As mentioned previously, Grantham Middle Schol does their best to ensure all staff are appreciated. This year alone, the school, not including events put on by the Caring Committee, hosted 4 different staff appreciation events. This was on top of the initiatives run through the PBIS team. It is so vital to the school atmosphere and the success of PBIS to have a staff who know they are appreciated and genuinely cared for. Not only has Grantham Middle School seen an overall and site specific decrease in ODRs, but an increase in staff retention as well.
Grantham has been honored to receive a score of 100% on their SET for the past four years. The PBIS committee takes the SET very seriously, working all year to ensure the staff and students fully understand the ins and outs of PBIS. The committee graciously receives the feedback from the SET each year and strives to continually improve on the areas of weakness.

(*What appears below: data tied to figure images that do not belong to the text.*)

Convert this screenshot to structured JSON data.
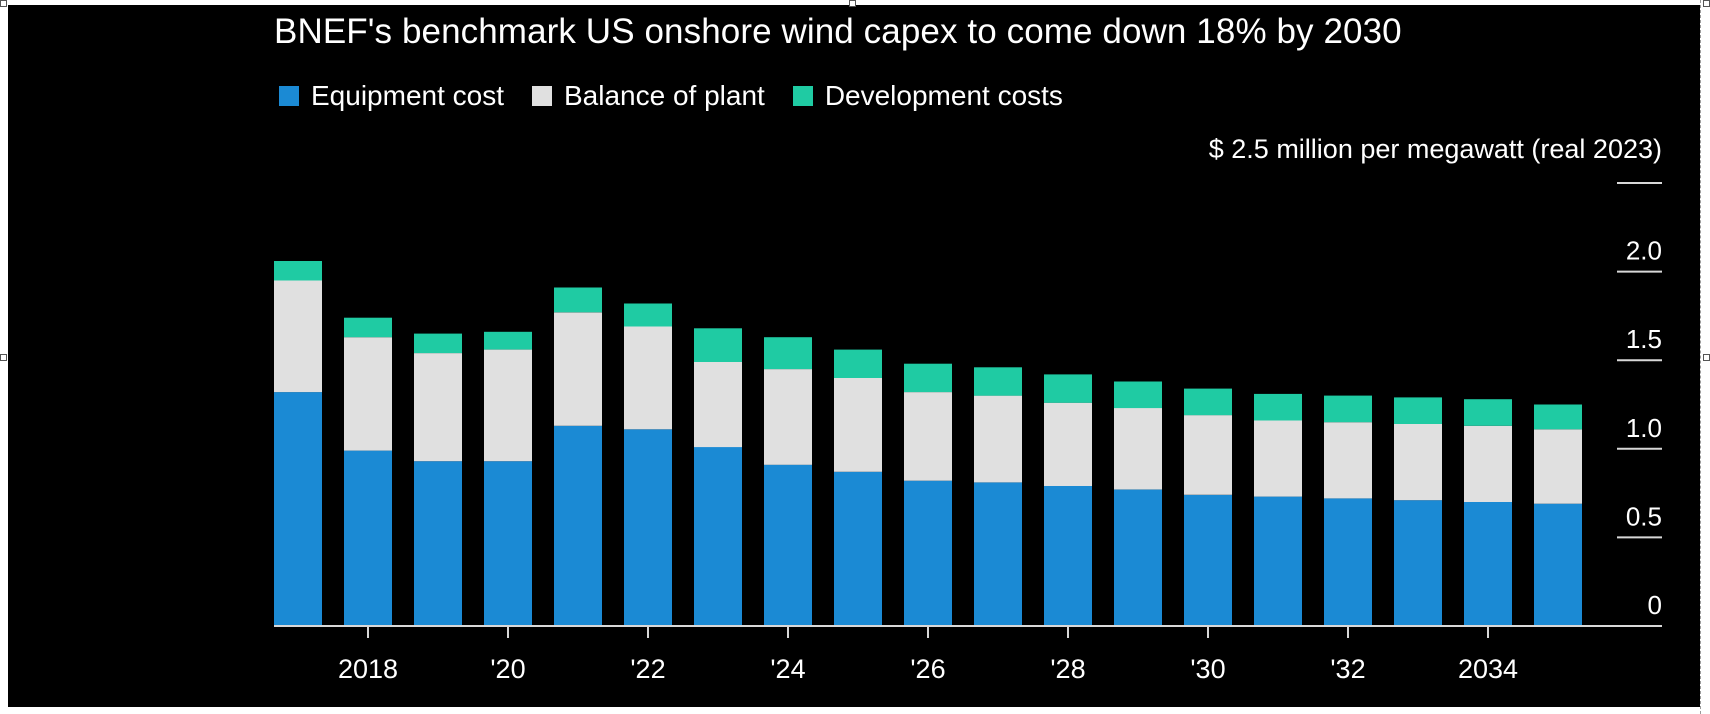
{
  "colors": {
    "background": "#000000",
    "equipment": "#1b8ad4",
    "balance": "#e0e0e0",
    "development": "#1fcba3",
    "axis": "#d8d8d8",
    "text": "#ffffff"
  },
  "chart_data": {
    "type": "bar",
    "stacked": true,
    "title": "BNEF's benchmark US onshore wind capex to come down 18% by 2030",
    "unit_label": "$ 2.5 million per megawatt (real 2023)",
    "categories": [
      "2017",
      "2018",
      "2019",
      "2020",
      "2021",
      "2022",
      "2023",
      "2024",
      "2025",
      "2026",
      "2027",
      "2028",
      "2029",
      "2030",
      "2031",
      "2032",
      "2033",
      "2034",
      "2035"
    ],
    "x_tick_labels": [
      {
        "category": "2018",
        "label": "2018"
      },
      {
        "category": "2020",
        "label": "'20"
      },
      {
        "category": "2022",
        "label": "'22"
      },
      {
        "category": "2024",
        "label": "'24"
      },
      {
        "category": "2026",
        "label": "'26"
      },
      {
        "category": "2028",
        "label": "'28"
      },
      {
        "category": "2030",
        "label": "'30"
      },
      {
        "category": "2032",
        "label": "'32"
      },
      {
        "category": "2034",
        "label": "2034"
      }
    ],
    "y_ticks": [
      {
        "value": 0,
        "label": "0"
      },
      {
        "value": 0.5,
        "label": "0.5"
      },
      {
        "value": 1.0,
        "label": "1.0"
      },
      {
        "value": 1.5,
        "label": "1.5"
      },
      {
        "value": 2.0,
        "label": "2.0"
      },
      {
        "value": 2.5,
        "label": ""
      }
    ],
    "ylim": [
      0,
      2.5
    ],
    "legend_position": "top-left",
    "series": [
      {
        "name": "Equipment cost",
        "color": "#1b8ad4",
        "values": [
          1.32,
          0.99,
          0.93,
          0.93,
          1.13,
          1.11,
          1.01,
          0.91,
          0.87,
          0.82,
          0.81,
          0.79,
          0.77,
          0.74,
          0.73,
          0.72,
          0.71,
          0.7,
          0.69
        ]
      },
      {
        "name": "Balance of plant",
        "color": "#e0e0e0",
        "values": [
          0.63,
          0.64,
          0.61,
          0.63,
          0.64,
          0.58,
          0.48,
          0.54,
          0.53,
          0.5,
          0.49,
          0.47,
          0.46,
          0.45,
          0.43,
          0.43,
          0.43,
          0.43,
          0.42
        ]
      },
      {
        "name": "Development costs",
        "color": "#1fcba3",
        "values": [
          0.11,
          0.11,
          0.11,
          0.1,
          0.14,
          0.13,
          0.19,
          0.18,
          0.16,
          0.16,
          0.16,
          0.16,
          0.15,
          0.15,
          0.15,
          0.15,
          0.15,
          0.15,
          0.14
        ]
      }
    ]
  }
}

PRACTICES: Implementation Inventory
Over the past several years, the Grantham School PBIS committee has continually reviewed the Implementation Inventory, looking for ways to improve implementation procedures. In the last two years we have almost scored 100% in all areas. The implementation of tier three practices, great buy-in from staff, administrative support, and community involvement in PBIS have pushed Grantham Middle School PBIS to be we what it is today.
Grantham School is so proud of the progress made over the past couple years in PBIS. Although they have seen such vast improvement, they are aware of an ever changing population and needs what will need to be addressed. They know the job is not done and will continue to strive for the the best, recognizing each student is valuable and needs the best opportunities possible to ensure they have the chance to become the best they can be.
With the completion of Tier 3 training, Grantham School PBIS continued their growth and received their first Exemplar Rating in 2014 and Model School in 2015.
The start of the 2015-2016 school year introduced a new school and a new name, Grantham Middle School. Now a 5-8 school separate from the elementary school (K-4), the PBIS team was able to focus on these grade levels and hone their focus as they engaged the middle school students in a more meaningful manner. The middle school received Exemplar Rating their first year.
Early on, due to being a K-8 school, it became apparent Grantham's PBIS committee would need to consist of representatives from each grade level and other areas around school. After years of work, this was accomplished in time for the 2013-2014 school year. In becoming a middle school, it was obvious we would continue with the success of including many stakeholders in the PBIS Committee. The team is scheduled to meet on the 1st Tuesday of each month with others as needed.
We are proud of our academics for many reasons. First, 6th grade students consistently showed growth. Not only did they show growth, but they exceeded expectations in ELA and math. This grade level continues to grow from year to year. The other grade levels did not show desired growth, but certainly show promise as we go into next school year.
Students this year were exposed to Project Based Learning which increased their awareness of how their education directly relates to real world scenarios. They also interacted with Air Force personal, becoming involved in community opportunists and once again seeing how what they are learning in school directly impacts their future.